I&#x27;ve now starred 148 repos on Github, which is probably nothing compared to some people but it&#x27;s still a lot to hunt through when I am looking for something.<p>Anyone have a good way to re-find utilities or libraries when you need them later?
======
subsection1h
I have a personal wiki that's powered by Org mode. My wiki has more than 2,000
documents, including many lists of development tools. Before I created a wiki,
I had notes in various file formats and more than 10,000 bookmarks in Firefox.

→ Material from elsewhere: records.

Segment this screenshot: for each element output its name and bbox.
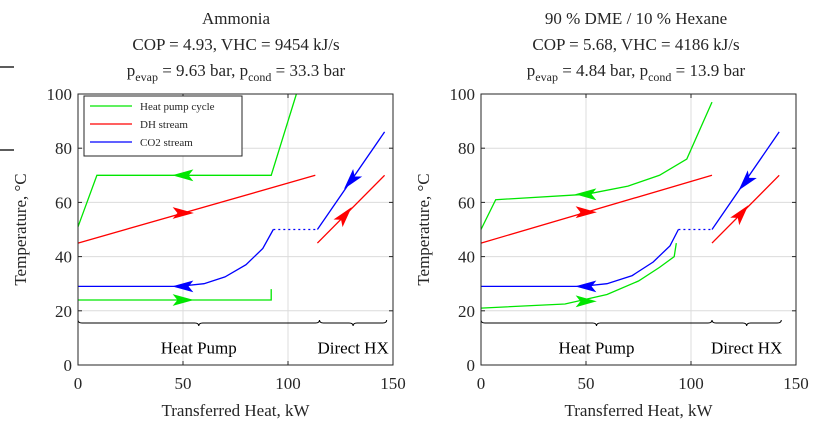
y-tick-label: 0 [467, 356, 476, 375]
series-co2-stream-line [481, 229, 679, 288]
axis-ticks: 0 50 100 150 0 20 40 60 80 100 [47, 85, 406, 393]
y-tick-label: 20 [55, 302, 72, 321]
series-dh-stream-arrow [333, 207, 352, 228]
x-tick-label: 150 [783, 374, 809, 393]
series-co2-stream-arrow [738, 170, 757, 191]
legend-entry: CO2 stream [140, 137, 193, 149]
x-tick-label: 0 [477, 374, 486, 393]
y-tick-label: 100 [47, 85, 73, 104]
y-axis-label: Temperature, °C [11, 173, 30, 285]
region-brace [711, 319, 782, 327]
series-heat-pump-cycle-line [78, 289, 272, 301]
plot-series [480, 101, 780, 309]
x-tick-label: 0 [74, 374, 83, 393]
chart-panel-ammonia: Ammonia COP = 4.93, VHC = 9454 kJ/s peva… [11, 9, 406, 420]
series-dh-stream-line [480, 174, 713, 244]
legend: Heat pump cycle DH stream CO2 stream [83, 95, 243, 157]
y-tick-label: 60 [458, 193, 475, 212]
plot-series [77, 93, 386, 306]
axes-frame [77, 93, 394, 366]
region-brackets: Heat Pump Direct HX [77, 319, 389, 358]
y-axis-label: Temperature, °C [414, 173, 433, 285]
chart-title-line-3: pevap = 9.63 bar, pcond = 33.3 bar [127, 61, 346, 84]
x-tick-label: 50 [578, 374, 595, 393]
x-tick-label: 100 [275, 374, 301, 393]
series-dh-stream-line [77, 174, 316, 244]
series-heat-pump-cycle-arrow [575, 295, 597, 308]
chart-title-line-2: COP = 4.93, VHC = 9454 kJ/s [132, 35, 339, 54]
axis-ticks: 0 50 100 150 0 20 40 60 80 100 [450, 85, 809, 393]
y-tick-label: 100 [450, 85, 476, 104]
series-heat-pump-cycle-arrow [172, 294, 194, 306]
y-tick-label: 40 [458, 248, 475, 267]
region-label: Direct HX [711, 339, 782, 358]
x-axis-label: Transferred Heat, kW [161, 401, 310, 420]
y-tick-label: 60 [55, 193, 72, 212]
region-brackets: Heat Pump Direct HX [480, 319, 782, 358]
chart-title-line-3: pevap = 4.84 bar, pcond = 13.9 bar [527, 61, 746, 84]
series-dh-stream-arrow [730, 205, 749, 226]
x-tick-label: 150 [380, 374, 406, 393]
series-dh-stream-line [316, 174, 386, 244]
chart-panel-dme-hexane: 90 % DME / 10 % Hexane COP = 5.68, VHC =… [414, 9, 809, 420]
region-label: Heat Pump [558, 339, 634, 358]
series-co2-stream-arrow [172, 280, 194, 293]
chart-title-line-1: 90 % DME / 10 % Hexane [545, 9, 727, 28]
region-brace [77, 319, 320, 327]
series-heat-pump-cycle-line [480, 101, 713, 230]
x-tick-label: 100 [678, 374, 704, 393]
legend-entry: Heat pump cycle [140, 101, 215, 113]
axes-frame [480, 93, 797, 366]
series-dh-stream-arrow [172, 207, 194, 219]
y-tick-label: 40 [55, 248, 72, 267]
series-co2-stream-arrow [344, 168, 363, 190]
region-brace [319, 319, 388, 327]
series-co2-stream-arrow [575, 280, 597, 293]
series-co2-stream-line [78, 229, 274, 288]
legend-entry: DH stream [140, 119, 188, 131]
x-tick-label: 50 [175, 374, 192, 393]
y-tick-label: 0 [64, 356, 73, 375]
x-axis-label: Transferred Heat, kW [564, 401, 713, 420]
chart-title-line-2: COP = 5.68, VHC = 4186 kJ/s [532, 35, 739, 54]
region-brace [480, 319, 713, 327]
region-label: Direct HX [317, 339, 388, 358]
y-tick-label: 80 [55, 139, 72, 158]
y-tick-label: 20 [458, 302, 475, 321]
series-heat-pump-cycle-line [480, 243, 677, 309]
region-label: Heat Pump [161, 339, 237, 358]
chart-title-line-1: Ammonia [202, 9, 270, 28]
series-dh-stream-arrow [575, 206, 597, 219]
series-heat-pump-cycle-arrow [575, 188, 597, 201]
y-tick-label: 80 [458, 139, 475, 158]
series-heat-pump-cycle-arrow [172, 169, 194, 182]
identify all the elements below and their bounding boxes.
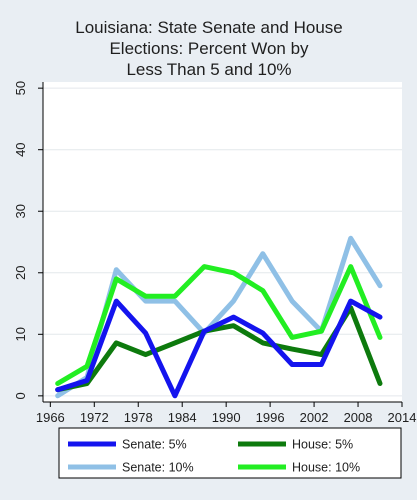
y-tick-label: 40: [13, 142, 28, 156]
y-tick-label: 50: [13, 81, 28, 95]
x-tick-label: 1990: [212, 410, 241, 425]
y-axis-ticks: 0 10 20 30 40 50: [13, 81, 43, 399]
chart-title-line-2: Elections: Percent Won by: [109, 39, 309, 58]
legend-label: Senate: 5%: [122, 438, 187, 452]
x-tick-label: 2014: [388, 410, 417, 425]
chart-title-line-1: Louisiana: State Senate and House: [75, 18, 342, 37]
series-lines: [55, 235, 383, 399]
chart-title-line-3: Less Than 5 and 10%: [126, 60, 291, 79]
x-tick-label: 1972: [80, 410, 109, 425]
x-tick-label: 1996: [256, 410, 285, 425]
y-tick-label: 0: [13, 392, 28, 399]
x-axis-ticks: 1966 1972 1978 1984 1990 1996 2002 2008 2014: [36, 402, 417, 425]
series-line-house-10: [55, 264, 383, 386]
y-tick-label: 30: [13, 204, 28, 218]
legend-label: House: 10%: [292, 461, 360, 475]
legend-label: Senate: 10%: [122, 461, 194, 475]
series-line-senate-5: [55, 298, 383, 399]
y-tick-label: 10: [13, 327, 28, 341]
series-line-house-5: [55, 305, 383, 393]
legend-box: [58, 427, 402, 479]
x-tick-label: 1966: [36, 410, 65, 425]
y-tick-label: 20: [13, 266, 28, 280]
x-tick-label: 2002: [300, 410, 329, 425]
x-tick-label: 1984: [168, 410, 197, 425]
chart-title: Louisiana: State Senate and House Electi…: [75, 18, 342, 79]
x-tick-label: 1978: [124, 410, 153, 425]
legend: Senate: 5% House: 5% Senate: 10% House: 10%: [68, 438, 360, 475]
plot-area: [43, 82, 402, 402]
legend-label: House: 5%: [292, 438, 353, 452]
x-tick-label: 2008: [344, 410, 373, 425]
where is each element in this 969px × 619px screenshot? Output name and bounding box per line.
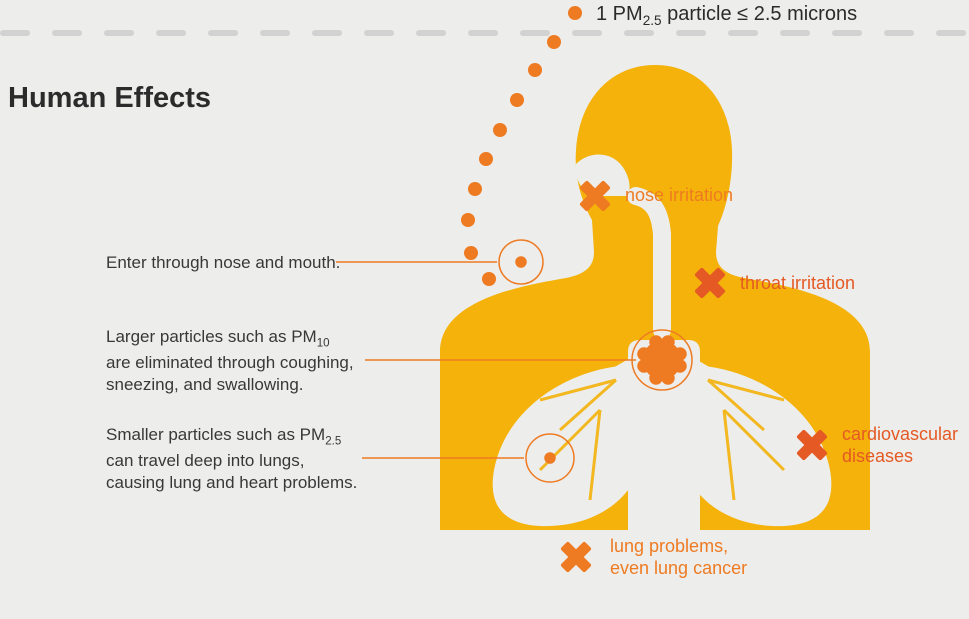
note-pm10: Larger particles such as PM10 are elimin… — [106, 326, 406, 397]
effect-throat-irritation: throat irritation — [740, 273, 855, 295]
top-dash-rule — [0, 30, 966, 36]
particle-trail — [461, 6, 582, 286]
page-title: Human Effects — [8, 82, 211, 115]
note-pm25: Smaller particles such as PM2.5 can trav… — [106, 424, 406, 495]
note-nose-mouth: Enter through nose and mouth. — [106, 252, 406, 275]
effect-cardiovascular: cardiovascular diseases — [842, 424, 958, 467]
effect-nose-irritation: nose irritation — [625, 185, 733, 207]
pm-particle-label: 1 PM2.5 particle ≤ 2.5 microns — [596, 3, 857, 28]
effect-lung-problems: lung problems, even lung cancer — [610, 536, 747, 579]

One of my greatest regrets in life is not using Org mode sooner for
notetaking. (My life has been uneventful.)

------
edavis
I use Google Bookmarks. Any online bookmarking service would probably work,
though.

Just make sure adding items is as seamless as possible (I use a bookmarklet).
If there's too much friction adding items, you're less likely to do it.

Also, I'll sometimes add certain keywords/phrases in the "notes" field that
match how I anticipate I'll try finding it again.

For example, if a Django app uses redis but only for optional features, I'll
still add "redis" to the "notes" field. In six months when I'm trying to
remember the project, the only thing I may remember is it featured redis in
some capacity. From there, it's pretty easy to find.

------
tzm
Kippt imports Github starred projects and makes them searchable.
[https://kippt.com](https://kippt.com)

------
whichdan
Here's a really bad, but feasible idea: create a git repo with a folder for
each category, and make each starred repo a submodule under a given folder.